The Aero Team was born out of a merger of two separate student teams: Blue Jay and Syfly. Blue Jay was formed in 2016, when a number of students wanted to have an indoor drone deliver beer to guests during the university’s 70th anniversary celebration. “Every year, they set a new goal. But last year, the genie was kind of out of the bottle,” Schut notes.

Basically, we are trying to imitate kerosene tankers that fuel airplanes in flight. The drones that fly to the cargo drone with the battery are small, very mobile and have much more flexible landing options.”

Bram Schut

At Syfly, they developed a fixed wing drone that was capable of making weather forecasts. Unfortunately, the Royal Netherlands Meteorological Institute (KNMI) wasn’t really keen on that and that project also came to an end. “But, we didn’t want to quit. The teams had a lot of in-house knowledge. So we came up with Aero Team Eindhoven. The idea is that we no longer develop a new drone every year that can do a trick and then winds up on the shelf. This really is a bigger project that we are spreading out over several years.”

The Aero Team Eindhoven. Photo: OLYMPUS DIGITAL CAMERA

Aerodynamics, AI and mechanics

The project is currently in the prototype phase. By the end of this academic year, the cargo drone should be airborne and the charging station installed.
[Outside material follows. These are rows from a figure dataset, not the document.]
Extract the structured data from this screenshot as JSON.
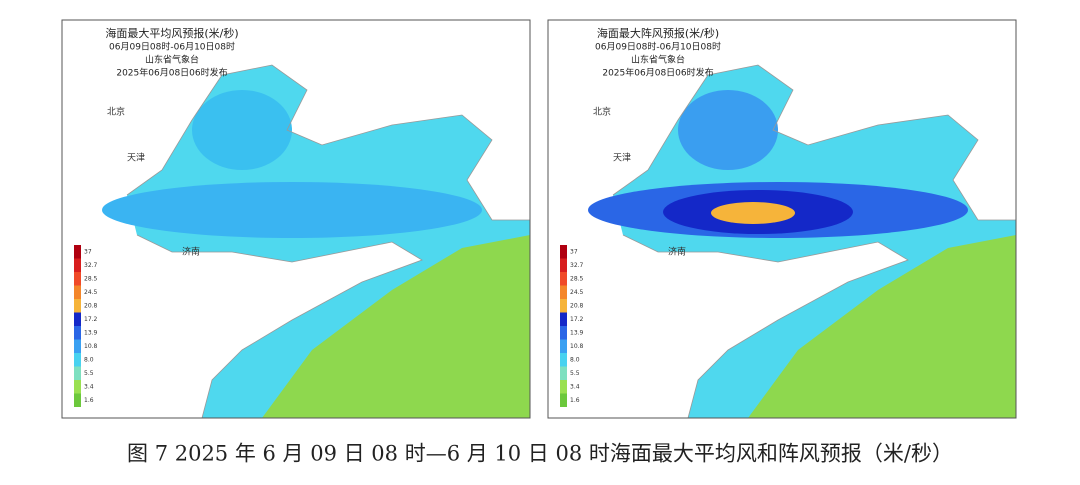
{
  "panels": [
    {
      "title": "海面最大平均风预报(米/秒)",
      "period": "06月09日08时-06月10日08时",
      "issuer": "山东省气象台",
      "issued": "2025年06月08日06时发布",
      "places": [
        "北京",
        "天津",
        "济南"
      ]
    },
    {
      "title": "海面最大阵风预报(米/秒)",
      "period": "06月09日08时-06月10日08时",
      "issuer": "山东省气象台",
      "issued": "2025年06月08日06时发布",
      "places": [
        "北京",
        "天津",
        "济南"
      ]
    }
  ],
  "legend": {
    "levels": [
      "37",
      "32.7",
      "28.5",
      "24.5",
      "20.8",
      "17.2",
      "13.9",
      "10.8",
      "8.0",
      "5.5",
      "3.4",
      "1.6"
    ],
    "colors": [
      "#b00010",
      "#d81e1e",
      "#f04a28",
      "#f4862a",
      "#f6b43a",
      "#1428c8",
      "#2a66e6",
      "#3aa0f2",
      "#48d2f0",
      "#7ee0c0",
      "#9ae050",
      "#6cc83c"
    ]
  },
  "caption": "图 7 2025 年 6 月 09 日 08 时—6 月 10 日 08 时海面最大平均风和阵风预报（米/秒）"
}
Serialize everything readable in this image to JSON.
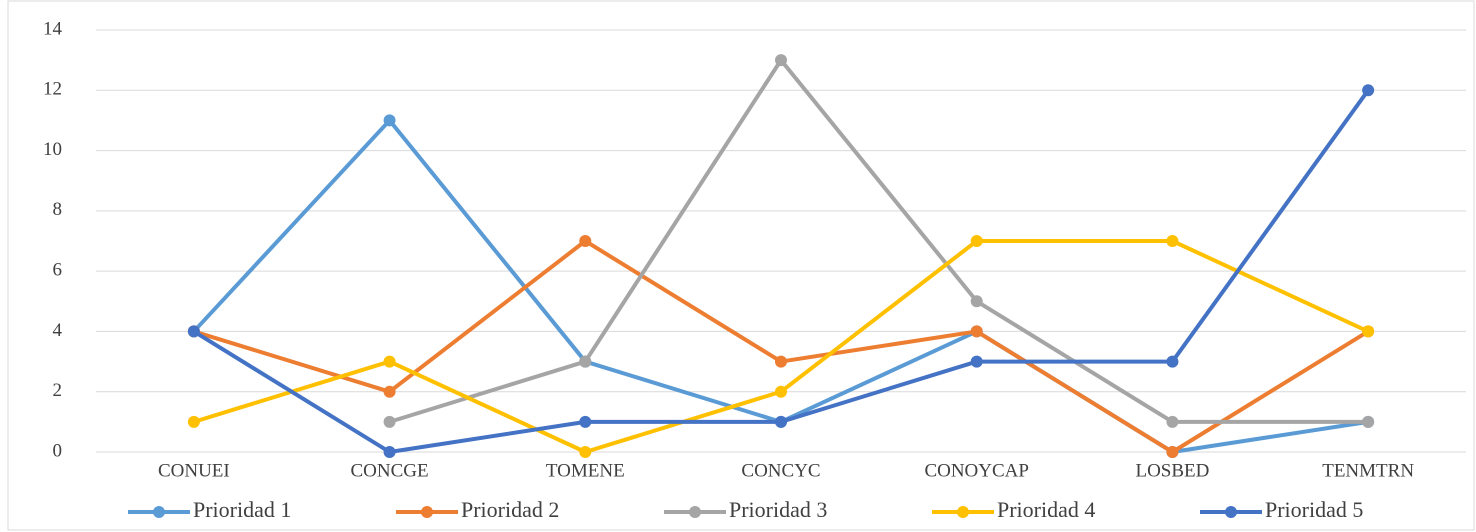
{
  "chart_data": {
    "type": "line",
    "categories": [
      "CONUEI",
      "CONCGE",
      "TOMENE",
      "CONCYC",
      "CONOYCAP",
      "LOSBED",
      "TENMTRN"
    ],
    "series": [
      {
        "name": "Prioridad 1",
        "color": "#5b9bd5",
        "values": [
          4,
          11,
          3,
          1,
          4,
          0,
          1
        ]
      },
      {
        "name": "Prioridad 2",
        "color": "#ed7d31",
        "values": [
          4,
          2,
          7,
          3,
          4,
          0,
          4
        ]
      },
      {
        "name": "Prioridad 3",
        "color": "#a5a5a5",
        "values": [
          null,
          1,
          3,
          13,
          5,
          1,
          1
        ]
      },
      {
        "name": "Prioridad 4",
        "color": "#ffc000",
        "values": [
          1,
          3,
          0,
          2,
          7,
          7,
          4
        ]
      },
      {
        "name": "Prioridad 5",
        "color": "#4472c4",
        "values": [
          4,
          0,
          1,
          1,
          3,
          3,
          12
        ]
      }
    ],
    "ylim": [
      0,
      14
    ],
    "yticks": [
      0,
      2,
      4,
      6,
      8,
      10,
      12,
      14
    ],
    "grid": true,
    "legend": "bottom"
  }
}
Inside an office on the High Tech Campus in Eindhoven, 21 students are working hard to achieve this goal. They are doing this in various sub-teams. For example, one group is testing how the drones can fly routes autonomously and how battery swap drones can land as precisely as possible with the help of artificial intelligence. Another sub-team is working on the mechanical aspect of swapping batteries. In this, the main question is how to swap the battery on the smallest possible surface area. A number of students are also looking at aerodynamics and what drone shape works best. Schut: “We want a flat top or bottom in any event so the other drone will be able to land on that.”

VR experience

The team is also part of the VR Experience consortium. In early December, the High Tech Campus, Fontys, the ROC and Stadslab will begin a joint project where they will explore in which places in Eindhoven there is room to fly drones. Participants will use VR glasses to stand in different places in Eindhoven – the main market, a residential area or a meadow. They can then adjust all sorts of parameters: how many drones are in the air, how big they are, how much noise they make and how high they fly.

The idea behind this is to figure out up to what altitude drones are tolerable. “We want to know how the general public will react to more drone traffic. This will hopefully allow us to eventually be able to ease regulations, because the rules are very strict right now. That makes testing very complicated for us, and a lot of companies that want to do more with drones are also running into this.”